Sunday, December 23, 2018

The Sounds of Christmas

A  Certificate of Baptism dated February 13, 1949 signed by Minister J. Arthur Forbes, St. Paul's Church at Fredericton, New Brunswick stipulates that I was baptized according to the Order and Doctrine of the United Church of Canada. Presumably it was my father's religion of choice - even though my mother was a Roman Catholic whose parents I understand strongly disapproved of her marrying a Protestant - much less an Englishman. Her parents reputedly refused to attend my parents' wedding - or at the very least to submit to entering the Protestant Church (Grace United Church, Lachine, Quebec) where it took place on May 29, 1948 witnessed by my bawdy godfather Sqd. Ldr. H. Cail Vinnecombe of 426 Squadron in Dorval, Quebec and my father's wacky sister Audrey Kitchen married to my equally eccentric Uncle Herb, entrepreneur and art dealer. Parenthetically the date of marriage intrigues me because I was born less than nine months later on December 11, 1948. I have always heard it touted that I was born two months prematurely, a possible (though highly doubtful) fiction which I have nonetheless happily employed to excuse my native impatience. The further extrapolations are endless, including for example why my father so willingly condoned my own subsequent withdrawal from engagement to be married to a woman. Less favourably I project a theory of his seeming intolerance of me.

But to return to less parochial matters - though perhaps very much related to this early combination of religious and social conflict - I am a confirmed member of the Anglican Church of Canada. When I was deposited by the driver in a black car alone on a grey and rainy September day with my bag at the front of MacDonald House, St. Andrew's College at 14 years of age, I didn't hesitate for a second to determine from then on I had to make my own way. Within months thereafter I was enthralled by all that pertained to the Anglican Church not the least of which by the way was its music including the now famous rendition of Chariots of Fire based on William Blake's "Jerusalem". Neither do I consider it an accident that the fact-based story of two athletes - a devout Scottish Christian who runs for the glory of God and an English Jew who runs to overcome prejudice - had its parity in my association with Paul Rubin at boarding school.

Though I now prefer to think of myself as a having adopted the "natural" or Deist religious fervour of Thomas Paine, Sunday morning is when I particularly enjoy listening to sacred music. Very often my choice is choral music like that of Thomas Tallis. At Christmas nothing competes with Handel's Messiah.  I began today with Eugene Ormandy, the Philadelphia Orchestra and the Mormon Tabernacle Choir, a 1953 recording which I recalled from my tender years of age eight or nine when living in Washington, DC. Initially I heard it on an LP which my mother played in a huge square device in our study overlooking the ground ivy covering the hill at the front of our house.  Many years afterwards when I began practicing law I aligned with a small record merchant in Ottawa on Dalhousie Street who succeeded to track down a CD re-issue of the original album.  The CD came all the way from Salt Lake City!  I still have the CD but it has since been replaced by an on-line electronic version on my iPhone, iPad and Mac Book Pro.

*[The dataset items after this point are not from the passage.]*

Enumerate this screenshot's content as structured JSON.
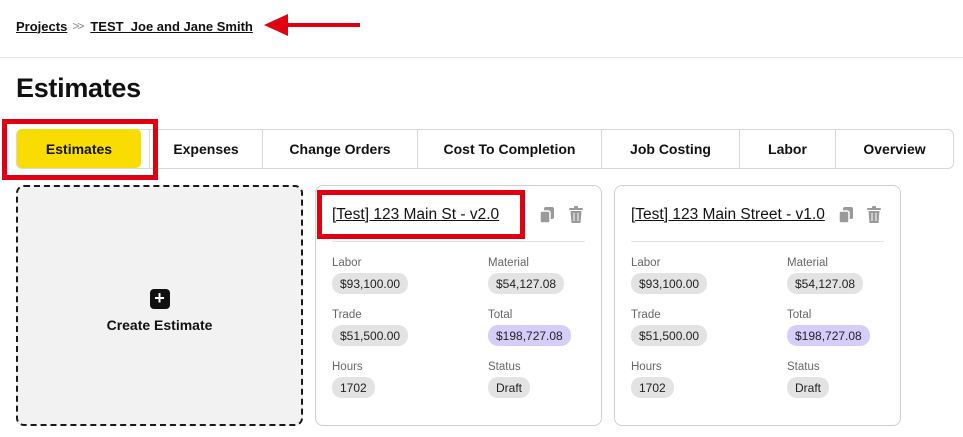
{
  "breadcrumb": {
    "root": "Projects",
    "separator": ">>",
    "current": "TEST_Joe and Jane Smith"
  },
  "page": {
    "title": "Estimates"
  },
  "tabs": [
    {
      "label": "Estimates",
      "active": true
    },
    {
      "label": "Expenses"
    },
    {
      "label": "Change Orders"
    },
    {
      "label": "Cost To Completion"
    },
    {
      "label": "Job Costing"
    },
    {
      "label": "Labor"
    },
    {
      "label": "Overview"
    }
  ],
  "create": {
    "label": "Create Estimate",
    "icon": "plus-icon"
  },
  "estimates": [
    {
      "title": "[Test] 123 Main St - v2.0",
      "labor_label": "Labor",
      "labor": "$93,100.00",
      "material_label": "Material",
      "material": "$54,127.08",
      "trade_label": "Trade",
      "trade": "$51,500.00",
      "total_label": "Total",
      "total": "$198,727.08",
      "hours_label": "Hours",
      "hours": "1702",
      "status_label": "Status",
      "status": "Draft"
    },
    {
      "title": "[Test] 123 Main Street - v1.0",
      "labor_label": "Labor",
      "labor": "$93,100.00",
      "material_label": "Material",
      "material": "$54,127.08",
      "trade_label": "Trade",
      "trade": "$51,500.00",
      "total_label": "Total",
      "total": "$198,727.08",
      "hours_label": "Hours",
      "hours": "1702",
      "status_label": "Status",
      "status": "Draft"
    }
  ],
  "colors": {
    "active_tab": "#f9dd00",
    "total_chip": "#d7cdfb",
    "chip": "#e3e3e3",
    "annotation": "#e00012"
  },
  "icons": [
    "copy-icon",
    "trash-icon",
    "annotation-arrow-icon"
  ]
}
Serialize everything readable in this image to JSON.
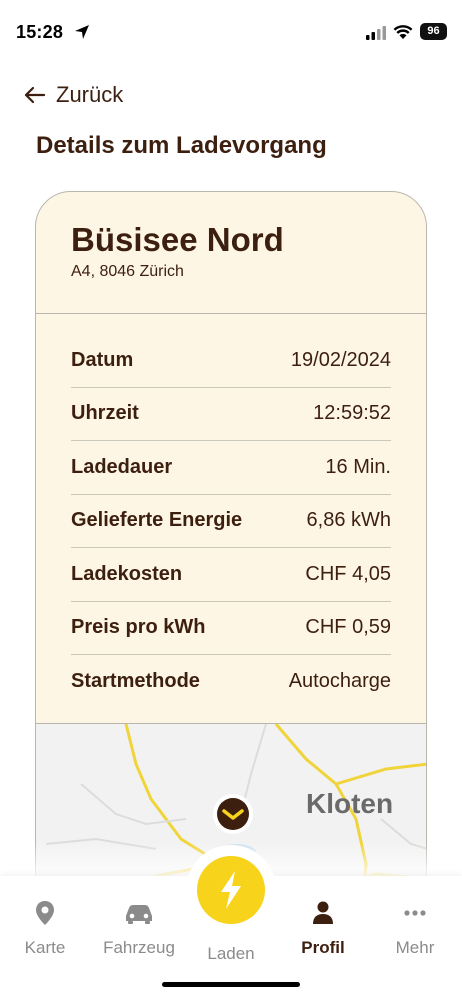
{
  "status_bar": {
    "time": "15:28",
    "battery": "96"
  },
  "header": {
    "back_label": "Zurück",
    "title": "Details zum Ladevorgang"
  },
  "station": {
    "name": "Büsisee Nord",
    "address": "A4, 8046 Zürich"
  },
  "details": [
    {
      "label": "Datum",
      "value": "19/02/2024"
    },
    {
      "label": "Uhrzeit",
      "value": "12:59:52"
    },
    {
      "label": "Ladedauer",
      "value": "16 Min."
    },
    {
      "label": "Gelieferte Energie",
      "value": "6,86 kWh"
    },
    {
      "label": "Ladekosten",
      "value": "CHF 4,05"
    },
    {
      "label": "Preis pro kWh",
      "value": "CHF 0,59"
    },
    {
      "label": "Startmethode",
      "value": "Autocharge"
    }
  ],
  "map": {
    "city_label": "Kloten"
  },
  "tabbar": {
    "items": [
      {
        "label": "Karte",
        "icon": "map-pin-icon",
        "active": false
      },
      {
        "label": "Fahrzeug",
        "icon": "car-icon",
        "active": false
      },
      {
        "label": "Laden",
        "icon": "lightning-icon",
        "active": false
      },
      {
        "label": "Profil",
        "icon": "person-icon",
        "active": true
      },
      {
        "label": "Mehr",
        "icon": "more-dots-icon",
        "active": false
      }
    ]
  },
  "colors": {
    "brand_brown": "#3d1f0f",
    "card_bg": "#fdf6e4",
    "accent_yellow": "#f7d31b",
    "inactive_gray": "#8b8b8b"
  }
}
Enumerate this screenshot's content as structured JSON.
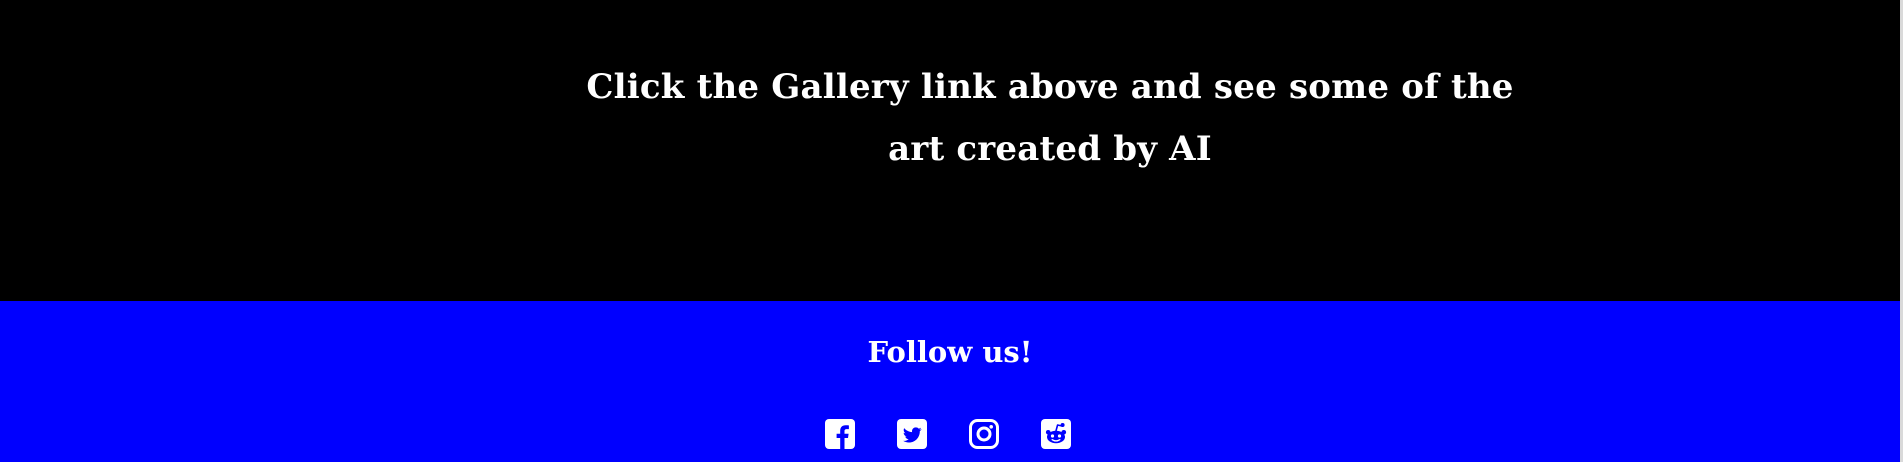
{
  "hero": {
    "text": "Click the Gallery link above and see some of the art created by AI"
  },
  "footer": {
    "title": "Follow us!",
    "social_links": [
      {
        "label": "Facebook",
        "icon": "facebook-icon"
      },
      {
        "label": "Twitter",
        "icon": "twitter-icon"
      },
      {
        "label": "Instagram",
        "icon": "instagram-icon"
      },
      {
        "label": "Reddit",
        "icon": "reddit-icon"
      }
    ]
  },
  "colors": {
    "hero_background": "#000000",
    "footer_background": "#0000ff",
    "text": "#ffffff"
  }
}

When fulfilling my matutinal bicycling today along the Gulf of Mexico I found myself humming Christmas carols reminiscent of the traditional popular productions of Mantovani (from an album which coincidentally is also a product of my parents' music library, though again now in electronic format). I returned home two hours later and immediately resorted to a chaise longue on the beach overlooking the Gulf of Mexico.  Exhausted by my exercise (a mere 19 miles but nonetheless withering), I flattened myself on the chair and dissolved onto the plastic mesh.  Through closed eyes I saw a white light with a black dot.  When occasionally I opened my eyes I faced directly into the yellow sun. A triangle of light mottled over the sea pointed towards me. The waves crashed, oddly far noisier than yesterday during the gale-like winds.  Tiny particles of sand swept about me, stridently abrasive as they passed through the sea grasses in the dunes behind me.


I lapsed back into dreaminess. Voices approached along the beach from right and left.  Children galloping in front of doddering grandparents.  Gambolling teenagers hopping on one leg, chattering relentlessly, betraying their enthusiasm. Slender young girls in tight-fitting clothes, pony tails exuding from the back of their baseball caps. The waves approached, curled and crashed again and again and again.

Afterwards - at precisely quarter past four - I shook the sand from my crocs and withdrew to play the grand piano, Christmas music.  Good King Wenceslas, the former Duke of Bohemia who worked to Christianize his people before being murdered by his brother.